Lebih lanjut, Idham juga mengajak seluruh warga Kota Makassar untuk tidak menerima atau mau diintervensi oleh lurah maupun camat dalam kontes pemilihan Ketua RT/RW. Ini adalah layanan penting bagi setiap individu untuk mempertahankan hak pilih mereka secara bebas dan rahasia.
“Lurah maupun camat seharusnya netral karena mereka adalah pemerintah setempat. Stop mengintimidasi atau memaksa warga untuk memilih calon Ketua RT/RW dari pesanan lurah,” tambahnya, mengingatkan kembali akan fungsi dan tanggung jawab seorang pemimpin daerah.

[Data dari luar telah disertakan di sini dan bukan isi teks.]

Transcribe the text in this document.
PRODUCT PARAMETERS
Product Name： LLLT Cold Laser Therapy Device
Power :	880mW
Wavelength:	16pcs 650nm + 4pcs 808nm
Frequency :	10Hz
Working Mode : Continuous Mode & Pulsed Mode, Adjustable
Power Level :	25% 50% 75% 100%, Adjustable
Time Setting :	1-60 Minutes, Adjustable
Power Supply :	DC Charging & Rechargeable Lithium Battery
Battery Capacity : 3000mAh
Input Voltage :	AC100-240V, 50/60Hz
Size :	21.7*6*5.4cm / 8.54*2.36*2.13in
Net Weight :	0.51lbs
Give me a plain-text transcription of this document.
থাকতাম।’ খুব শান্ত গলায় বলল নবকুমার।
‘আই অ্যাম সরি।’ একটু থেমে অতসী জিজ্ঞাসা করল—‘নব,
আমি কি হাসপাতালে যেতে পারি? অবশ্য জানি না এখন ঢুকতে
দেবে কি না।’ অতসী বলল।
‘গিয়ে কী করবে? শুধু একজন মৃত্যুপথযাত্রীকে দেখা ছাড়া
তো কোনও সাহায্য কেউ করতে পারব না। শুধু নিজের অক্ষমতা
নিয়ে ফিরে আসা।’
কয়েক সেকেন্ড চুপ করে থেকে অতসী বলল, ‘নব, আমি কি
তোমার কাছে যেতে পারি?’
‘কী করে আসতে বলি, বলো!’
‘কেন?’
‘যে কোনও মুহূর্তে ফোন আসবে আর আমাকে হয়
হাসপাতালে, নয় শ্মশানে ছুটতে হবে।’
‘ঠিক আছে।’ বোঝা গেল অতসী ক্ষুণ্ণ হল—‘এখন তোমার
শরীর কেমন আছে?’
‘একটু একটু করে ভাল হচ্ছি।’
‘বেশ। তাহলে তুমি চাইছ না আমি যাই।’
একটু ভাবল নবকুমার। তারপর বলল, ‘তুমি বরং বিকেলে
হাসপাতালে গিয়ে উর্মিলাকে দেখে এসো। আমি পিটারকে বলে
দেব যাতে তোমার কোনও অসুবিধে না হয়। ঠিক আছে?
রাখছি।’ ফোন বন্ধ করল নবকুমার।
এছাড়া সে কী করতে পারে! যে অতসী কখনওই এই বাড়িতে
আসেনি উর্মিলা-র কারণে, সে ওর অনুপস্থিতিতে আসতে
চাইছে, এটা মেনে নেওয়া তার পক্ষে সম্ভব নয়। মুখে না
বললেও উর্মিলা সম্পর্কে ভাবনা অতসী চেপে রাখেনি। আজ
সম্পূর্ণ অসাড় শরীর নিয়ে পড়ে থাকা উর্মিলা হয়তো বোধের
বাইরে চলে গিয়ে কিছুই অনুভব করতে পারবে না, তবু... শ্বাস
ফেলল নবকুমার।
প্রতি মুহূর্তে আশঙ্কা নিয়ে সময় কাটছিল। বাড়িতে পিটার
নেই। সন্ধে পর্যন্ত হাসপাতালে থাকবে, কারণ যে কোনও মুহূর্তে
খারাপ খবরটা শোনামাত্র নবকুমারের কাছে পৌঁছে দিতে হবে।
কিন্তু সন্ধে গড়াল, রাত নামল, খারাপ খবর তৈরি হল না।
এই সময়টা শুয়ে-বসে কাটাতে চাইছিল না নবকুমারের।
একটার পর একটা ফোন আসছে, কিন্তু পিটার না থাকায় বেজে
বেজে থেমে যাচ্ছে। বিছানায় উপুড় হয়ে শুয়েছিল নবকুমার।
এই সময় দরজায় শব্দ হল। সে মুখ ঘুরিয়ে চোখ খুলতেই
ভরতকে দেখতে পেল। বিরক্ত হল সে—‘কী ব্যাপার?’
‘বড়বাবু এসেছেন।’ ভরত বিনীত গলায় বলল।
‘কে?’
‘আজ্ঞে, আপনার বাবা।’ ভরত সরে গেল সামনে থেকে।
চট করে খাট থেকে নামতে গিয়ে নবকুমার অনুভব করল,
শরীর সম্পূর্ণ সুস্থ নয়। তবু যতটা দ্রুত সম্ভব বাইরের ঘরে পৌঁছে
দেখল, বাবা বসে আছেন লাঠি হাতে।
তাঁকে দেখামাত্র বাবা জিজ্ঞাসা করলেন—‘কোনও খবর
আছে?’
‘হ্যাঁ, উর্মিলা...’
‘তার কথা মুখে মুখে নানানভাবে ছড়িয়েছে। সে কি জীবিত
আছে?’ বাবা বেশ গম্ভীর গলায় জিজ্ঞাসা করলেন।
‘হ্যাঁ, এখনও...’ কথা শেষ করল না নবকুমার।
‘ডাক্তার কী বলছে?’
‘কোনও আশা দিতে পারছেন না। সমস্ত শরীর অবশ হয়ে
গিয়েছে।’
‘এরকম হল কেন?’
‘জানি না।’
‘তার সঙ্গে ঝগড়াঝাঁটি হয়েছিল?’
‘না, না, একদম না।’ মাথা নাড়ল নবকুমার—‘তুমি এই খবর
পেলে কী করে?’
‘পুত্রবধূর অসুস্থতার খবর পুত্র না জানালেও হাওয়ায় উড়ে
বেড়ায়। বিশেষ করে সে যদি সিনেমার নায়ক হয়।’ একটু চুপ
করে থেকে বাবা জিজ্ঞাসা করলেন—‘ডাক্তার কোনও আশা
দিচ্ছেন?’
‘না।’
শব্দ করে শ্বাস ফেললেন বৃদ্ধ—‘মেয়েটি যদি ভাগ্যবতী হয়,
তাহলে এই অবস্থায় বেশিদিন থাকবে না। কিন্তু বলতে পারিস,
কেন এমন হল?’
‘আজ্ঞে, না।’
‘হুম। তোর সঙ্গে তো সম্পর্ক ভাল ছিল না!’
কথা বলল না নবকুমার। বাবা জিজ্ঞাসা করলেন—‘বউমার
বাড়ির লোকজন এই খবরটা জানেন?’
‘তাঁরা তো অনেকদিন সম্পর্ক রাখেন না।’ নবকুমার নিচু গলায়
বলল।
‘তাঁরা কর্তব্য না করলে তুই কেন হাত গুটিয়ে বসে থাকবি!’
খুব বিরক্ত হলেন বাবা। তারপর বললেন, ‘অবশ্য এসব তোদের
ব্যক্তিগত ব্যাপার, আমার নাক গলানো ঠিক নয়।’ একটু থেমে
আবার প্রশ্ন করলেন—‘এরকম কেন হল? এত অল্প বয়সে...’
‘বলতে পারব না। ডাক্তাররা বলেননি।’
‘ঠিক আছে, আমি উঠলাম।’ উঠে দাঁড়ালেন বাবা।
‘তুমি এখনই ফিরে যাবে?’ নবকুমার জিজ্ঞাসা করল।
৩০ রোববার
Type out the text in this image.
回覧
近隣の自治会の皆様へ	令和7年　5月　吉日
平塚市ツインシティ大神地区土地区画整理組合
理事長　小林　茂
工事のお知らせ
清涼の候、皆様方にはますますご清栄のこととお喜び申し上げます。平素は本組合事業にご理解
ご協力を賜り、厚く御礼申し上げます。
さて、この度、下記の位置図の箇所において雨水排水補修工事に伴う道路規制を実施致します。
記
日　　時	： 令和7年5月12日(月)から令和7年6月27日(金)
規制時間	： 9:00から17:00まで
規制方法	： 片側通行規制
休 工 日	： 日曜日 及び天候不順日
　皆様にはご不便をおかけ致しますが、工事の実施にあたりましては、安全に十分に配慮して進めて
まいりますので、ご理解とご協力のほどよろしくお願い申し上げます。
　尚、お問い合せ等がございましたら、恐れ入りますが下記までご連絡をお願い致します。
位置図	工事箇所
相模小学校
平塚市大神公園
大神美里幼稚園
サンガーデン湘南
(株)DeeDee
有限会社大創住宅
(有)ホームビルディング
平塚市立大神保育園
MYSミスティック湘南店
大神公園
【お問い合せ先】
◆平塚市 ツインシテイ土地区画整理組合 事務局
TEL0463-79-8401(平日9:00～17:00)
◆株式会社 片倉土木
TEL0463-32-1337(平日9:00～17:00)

Kejadian di Buloa ini menjadi pengingat penting bagi kita semua bahwa integritas proses pemilihan, bahkan di tingkat RT/RW sekalipun, adalah fondasi penting bagi demokrasi yang sehat. Pejabat publik harus menjunjung tingkat netralitas dan transparansi yang tinggi, sementara warga harus sadar akan hak mereka untuk memilih tanpa tekanan atau intimidasi.
Mari kita bersama-sama mengawal setiap proses pemilihan di lingkungan kita, memastikan bahwa suara rakyat adalah penentu utama, bukan intervensi dari pihak manapun. Demokrasi yang kuat dimulai dari komunitas yang berdaya.